In recent decades strong demands for cultural identification have been advanced in a panorama marked on the one hand by greater immigration and on the other first by the decline of agriculture and later by deindustrialization – and in the Eastern European countries by the disintegration of the Soviet system. In response, history museums and exhibitions have proliferated, and they have also reached a very large audience.
They are different from those of the previous century, which had a strong pedagogical vocation and thus distanced themselves from the world of consumption typical of the fair. Today, this strong opposition has weakened. History museums have become not only authoritative places for learning and spaces for renegotiating and representing nationhood and citizenship; they have also increasingly addressed a broader clientele and proposed themselves, too, as commodities in connection with the development of the heritage industry.
Whilst in the nineteenth century they were designed to impose deference, today they are lighter and friendlier, and publicize their cafeterias and shops – a feature almost without exception emphasized by their websites. Budget reasons and the need to sell the ‘brand’ of the nation, or even of the region, in an increasing competitive tourism industry, are responsible for this change.
Both trends – the birth of new institutions and the increase in visitors – are, however, far from characterizing only the most important institutions of the capital cities.

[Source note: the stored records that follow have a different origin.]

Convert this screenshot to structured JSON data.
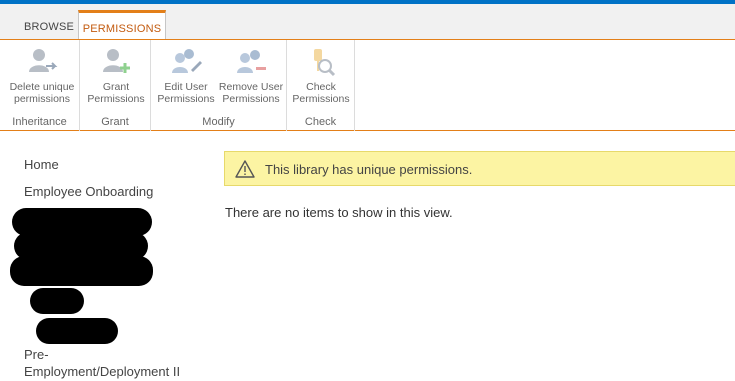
{
  "tabs": {
    "browse": "BROWSE",
    "permissions": "PERMISSIONS"
  },
  "ribbon": {
    "groups": {
      "inheritance": "Inheritance",
      "grant": "Grant",
      "modify": "Modify",
      "check": "Check"
    },
    "buttons": {
      "delete_unique_line1": "Delete unique",
      "delete_unique_line2": "permissions",
      "grant_line1": "Grant",
      "grant_line2": "Permissions",
      "edit_user_line1": "Edit User",
      "edit_user_line2": "Permissions",
      "remove_user_line1": "Remove User",
      "remove_user_line2": "Permissions",
      "check_line1": "Check",
      "check_line2": "Permissions"
    }
  },
  "nav": {
    "home": "Home",
    "employee_onboarding": "Employee Onboarding",
    "pre_employment_line1": "Pre-",
    "pre_employment_line2": "Employment/Deployment II"
  },
  "notice": {
    "text": "This library has unique permissions."
  },
  "content": {
    "empty_message": "There are no items to show in this view."
  },
  "colors": {
    "accent": "#e37f18",
    "suite_blue": "#0072c6",
    "notice_bg": "#fcf4a3"
  }
}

A recent survey on France has counted at least 500 historical museums, mostly local, but this trend is pronounced almost everywhere. Local history museums in de-industrialized areas of the United Kingdom have directly involved members of the public by asking them to lend their possessions and therefore make the museum a lively place of self-representation. In other cases, immigrants have been also invited to present their stories and belongings. Altogether, in Western Europe a deconstructionist approach has questioned a single master narrative and national myths, ushering in a different kind of museum, where everyday life has been given much greater prominence than before. This approach has attracted new publics, while more traditional institutions have also increased their audiences. By way of example, visitors to the Deutsches Historisches Museum increased from 597,836 in 2007 to 756,861 in 2008, while those to the Paris Musée de l’Armée numbered no fewer than 1,200,000 in 2007.

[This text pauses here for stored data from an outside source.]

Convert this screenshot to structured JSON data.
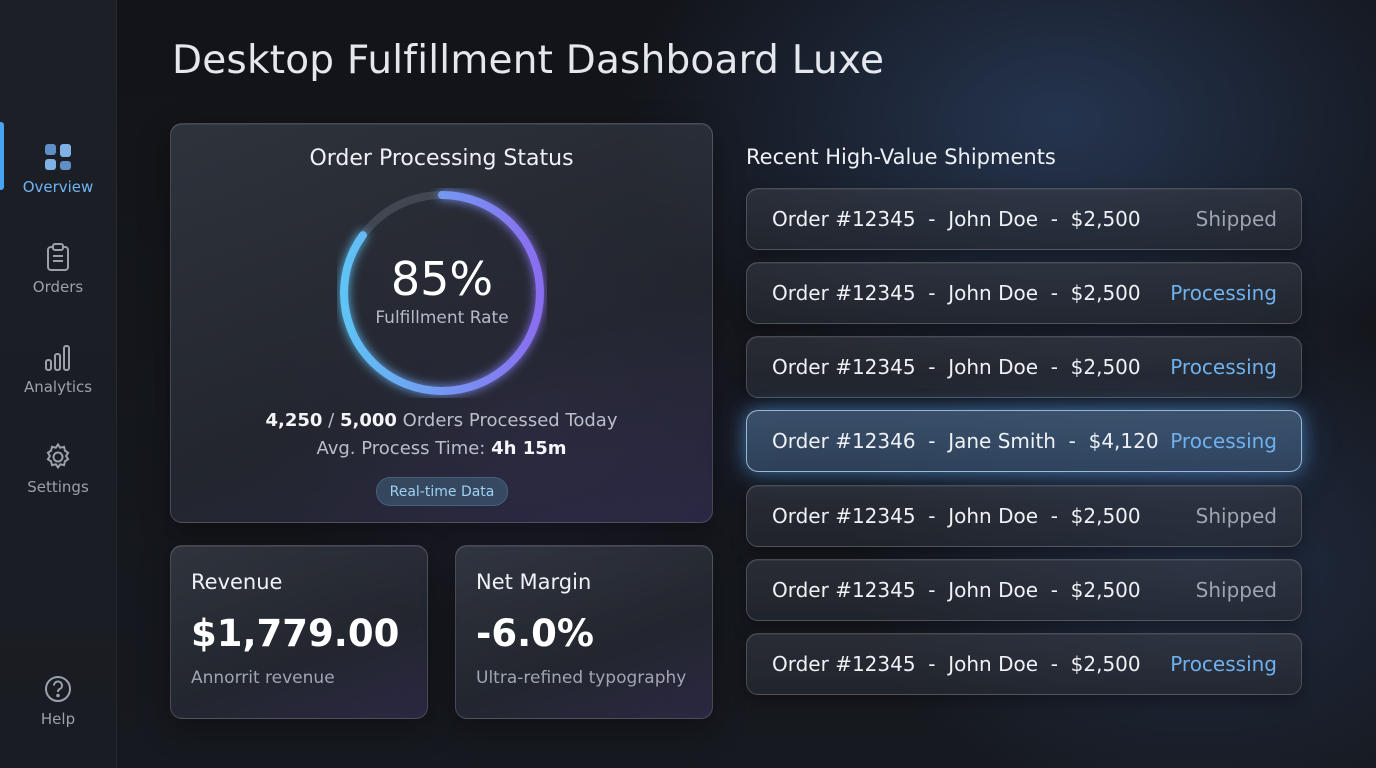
{
  "page": {
    "title": "Desktop Fulfillment Dashboard Luxe"
  },
  "sidebar": {
    "items": [
      {
        "label": "Overview",
        "icon": "grid-icon",
        "active": true
      },
      {
        "label": "Orders",
        "icon": "clipboard-icon"
      },
      {
        "label": "Analytics",
        "icon": "bar-chart-icon"
      },
      {
        "label": "Settings",
        "icon": "gear-icon"
      },
      {
        "label": "Help",
        "icon": "help-circle-icon"
      }
    ]
  },
  "status": {
    "title": "Order Processing Status",
    "rate_value": "85%",
    "rate_fraction": 0.85,
    "rate_label": "Fulfillment Rate",
    "processed": "4,250",
    "separator": "/",
    "total": "5,000",
    "processed_suffix": "Orders Processed Today",
    "avg_label": "Avg. Process Time:",
    "avg_value": "4h 15m",
    "badge": "Real-time Data"
  },
  "revenue": {
    "label": "Revenue",
    "value": "$1,779.00",
    "sub": "Annorrit revenue"
  },
  "margin": {
    "label": "Net Margin",
    "value": "-6.0%",
    "sub": "Ultra-refined typography"
  },
  "shipments": {
    "heading": "Recent High-Value Shipments",
    "rows": [
      {
        "description": "Order #12345  -  John Doe  -  $2,500",
        "status": "Shipped"
      },
      {
        "description": "Order #12345  -  John Doe  -  $2,500",
        "status": "Processing"
      },
      {
        "description": "Order #12345  -  John Doe  -  $2,500",
        "status": "Processing"
      },
      {
        "description": "Order #12346  -  Jane Smith  -  $4,120",
        "status": "Processing"
      },
      {
        "description": "Order #12345  -  John Doe  -  $2,500",
        "status": "Shipped"
      },
      {
        "description": "Order #12345  -  John Doe  -  $2,500",
        "status": "Shipped"
      },
      {
        "description": "Order #12345  -  John Doe  -  $2,500",
        "status": "Processing"
      }
    ]
  },
  "colors": {
    "accent": "#4aa3f2",
    "status_shipped": "#9ea5af",
    "status_processing": "#6fb1ee"
  }
}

Given the format chosen for the Atlas, a drastic selection had to be made, with the result that not only were local museums excluded but also the ‘thematic’ ones dealing with a single topic, however important it might be. Thus the European maps represent only museums with a definitely national scope, while those with only a regional importance have been included in the individual country maps. In Western Europe, attempts have also been made to rethink the colonial museums which once represented the nation as a colonial power, reshaping them so that they represent the new population of diverse ethnic origins. This has been the case of the Tropenmuseum in Amsterdam, as well as of the Cité de l’Immigration in Paris, which reopened as a museum and cultural centre in the selfsame building that had successively housed the colonial exhibition, the colonial museum, and the museum of ‘primitive’ art.
In Eastern Europe the fall of communism has left the embarrassing legacy of outdated museums of socialist style created after the Second World War in order to extol the class struggle and the fraternity of socialist countries, as well as the role of the Soviet Union in the victory against fascism. In the new nation-states which have emerged, civil society and political parties are rewriting the nation’s master narratives, often rediscovering and reaffirming old national rhetorics. In the first years of the twenty-first century the rooms of the post-1945 museums were suddenly emptied, and they are now slowly being reorganized into a form better suited to present-day paradigms.
However, this is only a part of the picture, and this schematic divide does not always hold true. Notwithstanding the often sophisticated, attractive and innovative settings proposed by the new museography, not everything is new. Traditional master narratives centred on the nation seem to emerge more generally, in Eastern as well as Western Europe, and new museums are under construction for the purpose of extolling the nation. The recently-opened National Museum of Iceland in Reykjavík revolves around the idea of the ‘making of the nation’, as do the history museums in Catalonia and Scotland, which involve the visitor in a trajectory which de facto dates back to the stone age.